Ego Anne, Subtil Damien, Grange Gilles, Thiebaugeorges Olivier, Senat Marie-Victoire, Vayssiere Christophe, Zeitlin Jennifer
The Jeanne de Flandre Maternity Hospital, Lille, France.
Am J Obstet Gynecol. 2006 Apr;194(4):1042-9. doi: 10.1016/j.ajog.2005.10.816.
This study was undertaken to describe the characteristics of pregnancies according to a customized definition of fetal growth restriction and to determine the association between customized standards and adverse pregnancy outcomes.
Two definitions of growth restriction, a population and a customized standard, were applied to 56,606 births in 5 tertiary maternity hospitals in France from 1997 to 2002. The customized definition was adjusted for maternal height and weight, parity, fetal gender, and gestational age. Odds ratios and 95% CIs for neonatal morbidity and mortality were calculated to compare small for gestational age and non-small for gestational age births.
By using customized standards, 2.7% of births were reclassified as small for gestational age. These births were to taller, heavier, multiparous women. Compared with non-small for gestational age births, these newly detected small-for-gestational-age newborn infants showed an increased risk of stillbirth (odds ratio = 4.52, 95% CI 2.47-8.14) and perinatal death (odds ratio = 2.60, 95% CI 1.62-4.15). These infants were also more likely to be born to women with hypertensive disease in pregnancy (7.0%) versus those reclassified as non-small for gestational age (2.3%) and those non-small for gestational age by both standards (5.5%).
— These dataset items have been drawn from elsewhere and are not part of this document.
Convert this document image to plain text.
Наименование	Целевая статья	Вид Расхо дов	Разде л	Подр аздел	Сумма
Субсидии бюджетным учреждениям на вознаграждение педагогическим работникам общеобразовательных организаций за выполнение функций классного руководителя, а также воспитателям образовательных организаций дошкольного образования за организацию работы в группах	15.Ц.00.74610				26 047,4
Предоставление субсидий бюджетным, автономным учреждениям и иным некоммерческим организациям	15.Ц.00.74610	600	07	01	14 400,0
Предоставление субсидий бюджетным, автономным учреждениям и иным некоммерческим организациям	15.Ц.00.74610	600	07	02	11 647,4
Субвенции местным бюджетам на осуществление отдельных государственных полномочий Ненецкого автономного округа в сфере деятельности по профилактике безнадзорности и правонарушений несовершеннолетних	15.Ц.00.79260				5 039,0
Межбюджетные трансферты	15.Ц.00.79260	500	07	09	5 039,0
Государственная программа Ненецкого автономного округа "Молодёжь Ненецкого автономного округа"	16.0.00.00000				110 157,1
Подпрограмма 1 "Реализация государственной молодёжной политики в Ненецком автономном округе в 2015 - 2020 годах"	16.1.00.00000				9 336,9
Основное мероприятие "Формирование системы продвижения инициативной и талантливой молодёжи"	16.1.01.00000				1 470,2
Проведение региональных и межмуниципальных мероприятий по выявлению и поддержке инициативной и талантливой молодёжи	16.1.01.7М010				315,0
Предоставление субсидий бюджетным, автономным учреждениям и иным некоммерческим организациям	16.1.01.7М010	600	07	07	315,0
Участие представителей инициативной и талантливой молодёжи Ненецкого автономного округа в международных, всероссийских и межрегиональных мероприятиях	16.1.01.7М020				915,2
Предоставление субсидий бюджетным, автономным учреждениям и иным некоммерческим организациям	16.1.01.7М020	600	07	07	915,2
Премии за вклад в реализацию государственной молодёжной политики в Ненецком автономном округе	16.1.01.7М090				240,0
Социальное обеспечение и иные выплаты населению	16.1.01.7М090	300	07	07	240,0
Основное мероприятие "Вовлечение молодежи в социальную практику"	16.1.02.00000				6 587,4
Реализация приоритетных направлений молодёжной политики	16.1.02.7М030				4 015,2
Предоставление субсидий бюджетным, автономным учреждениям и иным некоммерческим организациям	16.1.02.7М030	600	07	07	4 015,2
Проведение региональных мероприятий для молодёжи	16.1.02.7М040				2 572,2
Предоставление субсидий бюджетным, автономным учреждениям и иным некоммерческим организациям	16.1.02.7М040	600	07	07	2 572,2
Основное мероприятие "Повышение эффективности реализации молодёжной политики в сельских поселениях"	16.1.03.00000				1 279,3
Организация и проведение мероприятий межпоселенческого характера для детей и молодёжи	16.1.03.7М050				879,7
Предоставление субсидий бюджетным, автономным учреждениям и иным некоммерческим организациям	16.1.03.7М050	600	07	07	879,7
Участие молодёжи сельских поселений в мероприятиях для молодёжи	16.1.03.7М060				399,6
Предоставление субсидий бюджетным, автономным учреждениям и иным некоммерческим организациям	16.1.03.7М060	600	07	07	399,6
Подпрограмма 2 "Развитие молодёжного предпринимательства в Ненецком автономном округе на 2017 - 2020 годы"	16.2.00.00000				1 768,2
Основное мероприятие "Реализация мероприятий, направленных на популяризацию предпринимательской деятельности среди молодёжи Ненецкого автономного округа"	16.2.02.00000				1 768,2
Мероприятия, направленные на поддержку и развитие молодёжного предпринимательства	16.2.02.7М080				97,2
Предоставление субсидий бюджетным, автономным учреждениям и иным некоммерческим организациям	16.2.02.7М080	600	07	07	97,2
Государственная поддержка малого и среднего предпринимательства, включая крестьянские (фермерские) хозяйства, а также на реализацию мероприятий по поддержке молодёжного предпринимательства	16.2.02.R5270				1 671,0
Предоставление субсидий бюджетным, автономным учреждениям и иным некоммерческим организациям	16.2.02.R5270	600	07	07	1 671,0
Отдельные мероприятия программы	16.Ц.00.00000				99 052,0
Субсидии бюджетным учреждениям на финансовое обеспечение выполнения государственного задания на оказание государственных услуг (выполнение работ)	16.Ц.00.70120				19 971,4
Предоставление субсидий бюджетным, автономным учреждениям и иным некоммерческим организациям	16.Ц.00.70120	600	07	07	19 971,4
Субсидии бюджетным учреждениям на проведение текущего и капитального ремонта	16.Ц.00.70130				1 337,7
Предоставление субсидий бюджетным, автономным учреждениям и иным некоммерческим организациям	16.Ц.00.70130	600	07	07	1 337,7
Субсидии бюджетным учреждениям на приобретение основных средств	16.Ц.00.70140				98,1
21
These findings highlight the interest of using customized birth weight standard adjusted for maternal and neonatal characteristics to identify fetuses at risk, particularly among apparently normal fetuses. Individual growth norms should be used to define small for gestational age.
本研究旨在根据胎儿生长受限的定制定义描述妊娠特征,并确定定制标准与不良妊娠结局之间的关联。
将生长受限的两种定义,即人群标准和定制标准,应用于1997年至2002年法国5家三级妇产医院的56606例分娩。定制定义根据母亲的身高、体重、产次、胎儿性别和孕周进行了调整。计算了新生儿发病率和死亡率的比值比及95%可信区间,以比较小于胎龄儿和非小于胎龄儿的分娩情况。
采用定制标准后,2.7%的分娩被重新分类为小于胎龄儿。这些分娩的母亲更高、更重且多产。与非小于胎龄儿的分娩相比,这些新检测出的小于胎龄儿新生儿死产风险增加(比值比=4.52,95%可信区间2.47-8.14),围产期死亡风险增加(比值比=2.60,95%可信区间1.62-4.15)。这些婴儿的母亲孕期患高血压疾病的可能性也更高(7.0%),而重新分类为非小于胎龄儿的母亲为2.3%,两种标准均为非小于胎龄儿的母亲为5.5%。
这些发现凸显了使用根据母亲和新生儿特征调整的定制出生体重标准来识别有风险胎儿的意义,尤其是在看似正常的胎儿中。应使用个体生长标准来定义小于胎龄儿。